Corso di Disegno Manga vol. 6: Proporzioni e Corporature

Il sesto volume della serie approfondisce sia lo studio sulle proporzioni anatomiche che quello sulle differenze di corporatura. La testa è il punto di partenza per l’impostazione equilibrata della figura e rappresenta l’elemento di riferimento per tutto il libro. La coerenza della rappresentazione dei personaggi dipende dal corretto utilizzo di questo metodo di misurazione e progettazione.

La rappresentazione fisica dei personaggi è un veicolo di comunicazione del loro carattere o delle loro abitudini e il tipo di corporatura influenza anche i movimenti e i modi di esprimersi. Come questo accade e quali sono le conseguenze comunicative delle diverse scelte di design della figura è il risultato di una serie di passaggi affrontati in modo progressivo in questo testo.
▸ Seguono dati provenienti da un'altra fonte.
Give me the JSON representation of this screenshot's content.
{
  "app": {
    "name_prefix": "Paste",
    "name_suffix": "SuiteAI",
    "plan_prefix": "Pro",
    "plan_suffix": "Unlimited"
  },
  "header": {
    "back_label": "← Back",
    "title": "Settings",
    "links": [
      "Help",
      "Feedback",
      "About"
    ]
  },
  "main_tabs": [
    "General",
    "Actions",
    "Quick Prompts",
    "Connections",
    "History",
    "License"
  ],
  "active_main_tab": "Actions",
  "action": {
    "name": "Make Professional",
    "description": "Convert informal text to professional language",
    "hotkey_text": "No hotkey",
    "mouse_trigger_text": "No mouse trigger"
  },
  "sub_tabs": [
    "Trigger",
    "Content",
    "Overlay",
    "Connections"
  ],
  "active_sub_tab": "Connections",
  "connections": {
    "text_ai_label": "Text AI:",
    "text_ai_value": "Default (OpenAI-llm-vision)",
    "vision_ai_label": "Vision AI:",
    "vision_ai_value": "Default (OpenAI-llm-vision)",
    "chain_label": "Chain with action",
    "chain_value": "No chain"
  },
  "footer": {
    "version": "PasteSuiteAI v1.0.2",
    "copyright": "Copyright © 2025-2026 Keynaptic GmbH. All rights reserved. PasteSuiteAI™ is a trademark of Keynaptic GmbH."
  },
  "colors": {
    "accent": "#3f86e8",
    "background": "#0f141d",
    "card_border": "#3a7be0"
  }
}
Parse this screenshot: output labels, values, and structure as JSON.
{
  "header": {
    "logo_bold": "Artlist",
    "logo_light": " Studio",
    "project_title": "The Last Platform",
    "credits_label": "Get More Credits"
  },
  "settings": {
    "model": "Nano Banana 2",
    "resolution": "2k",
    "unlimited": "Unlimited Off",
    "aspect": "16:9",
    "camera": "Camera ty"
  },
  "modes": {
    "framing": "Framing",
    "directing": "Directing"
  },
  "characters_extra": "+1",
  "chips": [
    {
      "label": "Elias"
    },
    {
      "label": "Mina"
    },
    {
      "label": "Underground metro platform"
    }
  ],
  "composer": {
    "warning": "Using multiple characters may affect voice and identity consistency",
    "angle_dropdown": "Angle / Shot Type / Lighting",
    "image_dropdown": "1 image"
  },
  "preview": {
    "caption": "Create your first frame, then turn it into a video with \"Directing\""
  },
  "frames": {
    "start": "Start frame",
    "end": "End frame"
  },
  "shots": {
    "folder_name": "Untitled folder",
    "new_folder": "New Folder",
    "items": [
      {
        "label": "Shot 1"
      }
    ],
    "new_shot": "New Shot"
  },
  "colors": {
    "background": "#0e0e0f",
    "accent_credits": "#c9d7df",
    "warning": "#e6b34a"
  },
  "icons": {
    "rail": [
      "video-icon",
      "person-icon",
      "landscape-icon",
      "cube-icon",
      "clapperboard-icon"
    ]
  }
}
Corso di disegno manga: character design

Età e proporzioni

La crescita dei personaggi è il primo fattore che viene analizzato. Le proporzioni di un essere umano cambiano con l’età dall’infanzia all’adolescenza fino all’età adulta e alla vecchiaia. La suddivisione in teste per questo tipo di studio è particolarmente utile e semplice da comprendere. Applicando correttamente questi criteri si possono progettare anatomie di tutte le età e, facendo attenzione alla coerenza dei tratti somatici, è possibile anche rappresentare lo stesso personaggio nei vari momenti della sua vita.

Corporatura

La massa muscolare e il peso condizionano molto sia l’equilibrio generale della figura che il design del personaggio. Tenere conto della rigidità della posa a cui i muscoli possono portare e degli effetti della forza di gravità su un corpo sovrappeso fa la differenza tra una rappresentazione grottesca e una credibile. I diversi tipi di corporatura sono trattati con attenzione per consentire l’estrazione di metodi generali di rappresentazione.

Deformed e Chibi

Infine, il volume introduce i personaggi con proporzioni estreme, tipici del manga. I deformed, personaggi con proporzioni modificate, e i chibi, personaggi a proporzioni ridotte, risultano particolarmente difficoltosi da rappresentare in pose dinamiche in modo corretto. Questo tipo di personaggi si rivela molto utile, oltre che per la potenza comunicativa, anche per il tipo di esercizio e pratica a cui costringono chi disegna. Nonostante possano sembrare delle applicazioni marginali, sono in realtà una grande risorsa sia per lo studio anatomico che per la gestualità.